To better understand the challenges Indian impact enterprises face in borrowing money, the India Impact Investors Council (IIC) and The Bridgespan Group joined in a research project to chart the debt landscape, identify the barriers to debt financing, and propose avenues for making debt more accessible. The report provides an overview of three main areas:
- Financial data analysis: We analyse the balance sheets of 422 leading impact enterprises to gauge their creditworthiness and estimate the gap between their current debt and their potential to absorb more. The analysis showed that 60 percent of the enterprises met our criteria for creditworthiness. Creditworthiness, however, does not necessarily mean access to credit. When we looked at debt on the books of those 422 companies and compared that to a conservative estimate of borrowing potential, the gap came to INR 1,564 crore, roughly US$216 million.
- Barriers to debt financing: We identify the major debt financing barriers attributable to all the major players: impact enterprises, lenders, data providers, and regulators. Banks, for instance, require collateral to backstop loans. But most impact enterprises can’t meet collateral requirements, because they provide a service (such as educat on or healthcare) that relies on people or software, rather than on hard assets such as machinery or equipment. Young enterprises also often lack the management and data systems that underpin financial reporting required for assessing creditworthiness. Moreover, India lacks a regulatory structure that defines impact investments as a distinct asset class with standards that meet the needs of young, growing companies.
- Potential solutions: No one type of debt financing serves all. We highlight a continuum of approaches that meet the specific needs of underserved impact enterprises, including loan guarantees, flexible loan products, and innovative approaches to due diligence and underwriting.

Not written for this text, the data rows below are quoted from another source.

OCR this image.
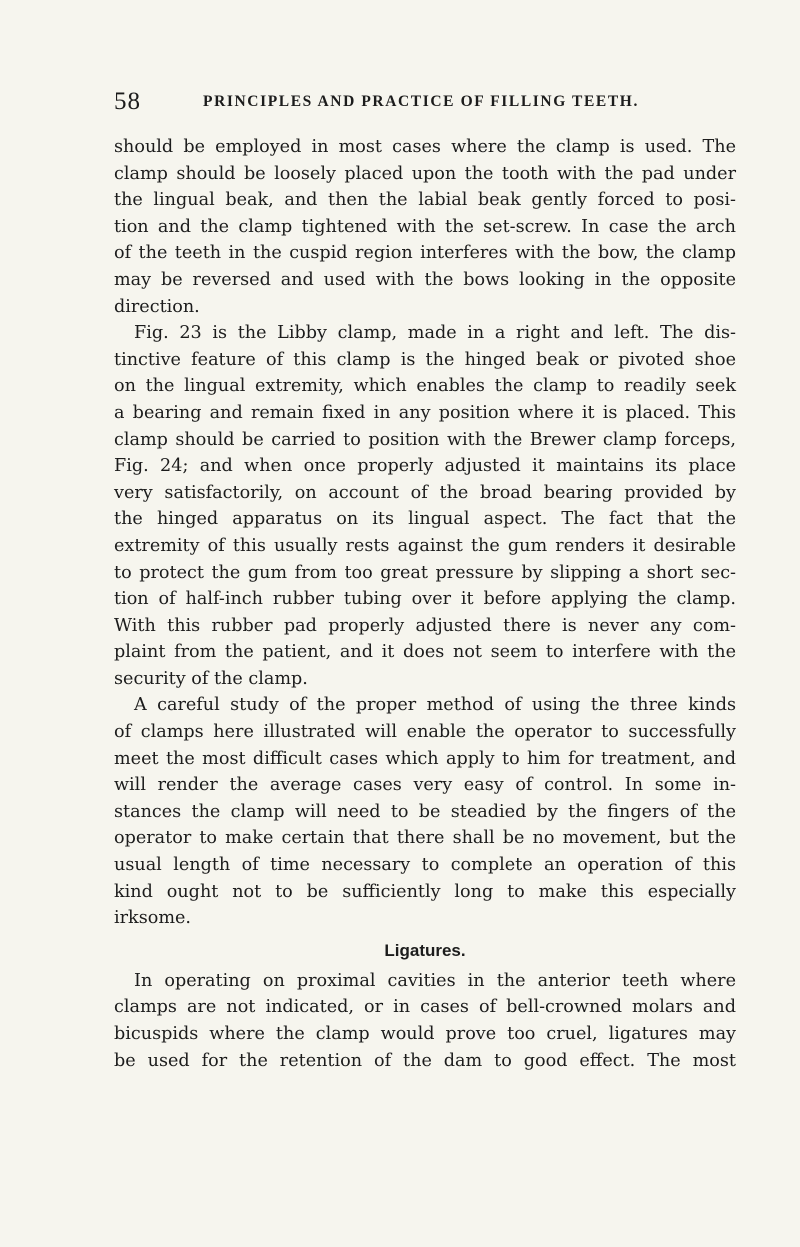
58	PRINCIPLES AND PRACTICE OF FILLING TEETH.
should be employed in most cases where the clamp is used. The
clamp should be loosely placed upon the tooth with the pad under
the lingual beak, and then the labial beak gently forced to posi-
tion and the clamp tightened with the set-screw. In case the arch
of the teeth in the cuspid region interferes with the bow, the clamp
may be reversed and used with the bows looking in the opposite
direction.
Fig. 23 is the Libby clamp, made in a right and left. The dis-
tinctive feature of this clamp is the hinged beak or pivoted shoe
on the lingual extremity, which enables the clamp to readily seek
a bearing and remain fixed in any position where it is placed. This
clamp should be carried to position with the Brewer clamp forceps,
Fig. 24; and when once properly adjusted it maintains its place
very satisfactorily, on account of the broad bearing provided by
the hinged apparatus on its lingual aspect. The fact that the
extremity of this usually rests against the gum renders it desirable
to protect the gum from too great pressure by slipping a short sec-
tion of half-inch rubber tubing over it before applying the clamp.
With this rubber pad properly adjusted there is never any com-
plaint from the patient, and it does not seem to interfere with the
security of the clamp.
A careful study of the proper method of using the three kinds
of clamps here illustrated will enable the operator to successfully
meet the most difficult cases which apply to him for treatment, and
will render the average cases very easy of control. In some in-
stances the clamp will need to be steadied by the fingers of the
operator to make certain that there shall be no movement, but the
usual length of time necessary to complete an operation of this
kind ought not to be sufficiently long to make this especially
irksome.
Ligatures.
In operating on proximal cavities in the anterior teeth where
clamps are not indicated, or in cases of bell-crowned molars and
bicuspids where the clamp would prove too cruel, ligatures may
be used for the retention of the dam to good effect. The most
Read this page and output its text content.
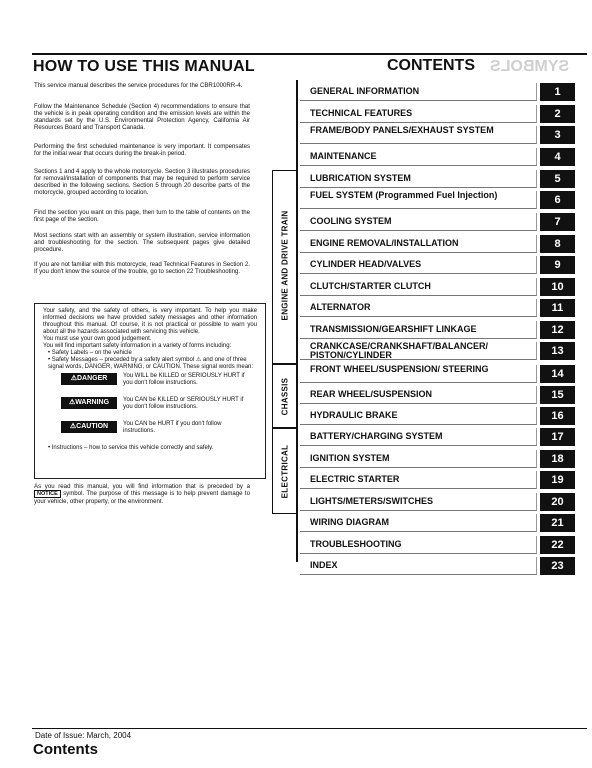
HOW TO USE THIS MANUAL	CONTENTS SYMBOLS
This service manual describes the service procedures for the CBR1000RR-4.
Follow the Maintenance Schedule (Section 4) recommendations to ensure that the vehicle is in peak operating condition and the emission levels are within the standards set by the U.S. Environmental Protection Agency, California Air Resources Board and Transport Canada.
Performing the first scheduled maintenance is very important. It compensates for the initial wear that occurs during the break-in period.
Sections 1 and 4 apply to the whole motorcycle. Section 3 illustrates procedures for removal/installation of components that may be required to perform service described in the following sections. Section 5 through 20 describe parts of the motorcycle, grouped according to location.
Find the section you want on this page, then turn to the table of contents on the first page of the section.
Most sections start with an assembly or system illustration, service information and troubleshooting for the section. The subsequent pages give detailed procedure.
If you are not familiar with this motorcycle, read Technical Features in Section 2. If you don't know the source of the trouble, go to section 22 Troubleshooting.

Your safety, and the safety of others, is very important. To help you make informed decisions we have provided safety messages and other information throughout this manual. Of course, it is not practical or possible to warn you about all the hazards associated with servicing this vehicle.

You must use your own good judgement.

You will find important safety information in a variety of forms including:

• Safety Labels – on the vehicle

• Safety Messages – preceded by a safety alert symbol ⚠ and one of three signal words, DANGER, WARNING, or CAUTION. These signal words mean:

⚠DANGER	You WILL be KILLED or SERIOUSLY HURT if you don't follow instructions.
⚠WARNING	You CAN be KILLED or SERIOUSLY HURT if you don't follow instructions.
⚠CAUTION	You CAN be HURT if you don't follow instructions.

• Instructions – how to service this vehicle correctly and safely.

As you read this manual, you will find information that is preceded by a NOTICE symbol. The purpose of this message is to help prevent damage to your vehicle, other property, or the environment.
ENGINE AND DRIVE TRAIN
CHASSIS
ELECTRICAL
GENERAL INFORMATION	1
TECHNICAL FEATURES	2
FRAME/BODY PANELS/EXHAUST SYSTEM	3
MAINTENANCE	4
LUBRICATION SYSTEM	5
FUEL SYSTEM (Programmed Fuel Injection)	6
COOLING SYSTEM	7
ENGINE REMOVAL/INSTALLATION	8
CYLINDER HEAD/VALVES	9
CLUTCH/STARTER CLUTCH	10
ALTERNATOR	11
TRANSMISSION/GEARSHIFT LINKAGE	12
CRANKCASE/CRANKSHAFT/BALANCER/ PISTON/CYLINDER	13
FRONT WHEEL/SUSPENSION/ STEERING	14
REAR WHEEL/SUSPENSION	15
HYDRAULIC BRAKE	16
BATTERY/CHARGING SYSTEM	17
IGNITION SYSTEM	18
ELECTRIC STARTER	19
LIGHTS/METERS/SWITCHES	20
WIRING DIAGRAM	21
TROUBLESHOOTING	22
INDEX	23
Date of Issue: March, 2004
Contents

Alternative Investment Funds (AIFs), for example, have grown in popularity as a way for institutional or high-net-worth investors to invest in impact enterprises. And cash-flow lending addresses the collateral barrier that prevents most small to medium-size enterprises (SMEs) from obtaining loans.
The report also highlights the need for development of the debt “ecosystem” for impact enterprises. That includes partnerships between banks and impact investors, educational outreach to impact entrepreneurs to help them understand the role and sources of debt financing, and recognition of debt as an asset class that needs a regulatory framework supportive of young, growing impact enterprises.
Overcoming the barriers to debt financing for India’s impact enterprises will not happen quickly. But a number of approaches show promise, and progress already is being made toward building a stronger, more vibrant debt finance ecosystem. As that ecosystem matures, credit may live up to its promise as a game-changer for India’s impact enterprises.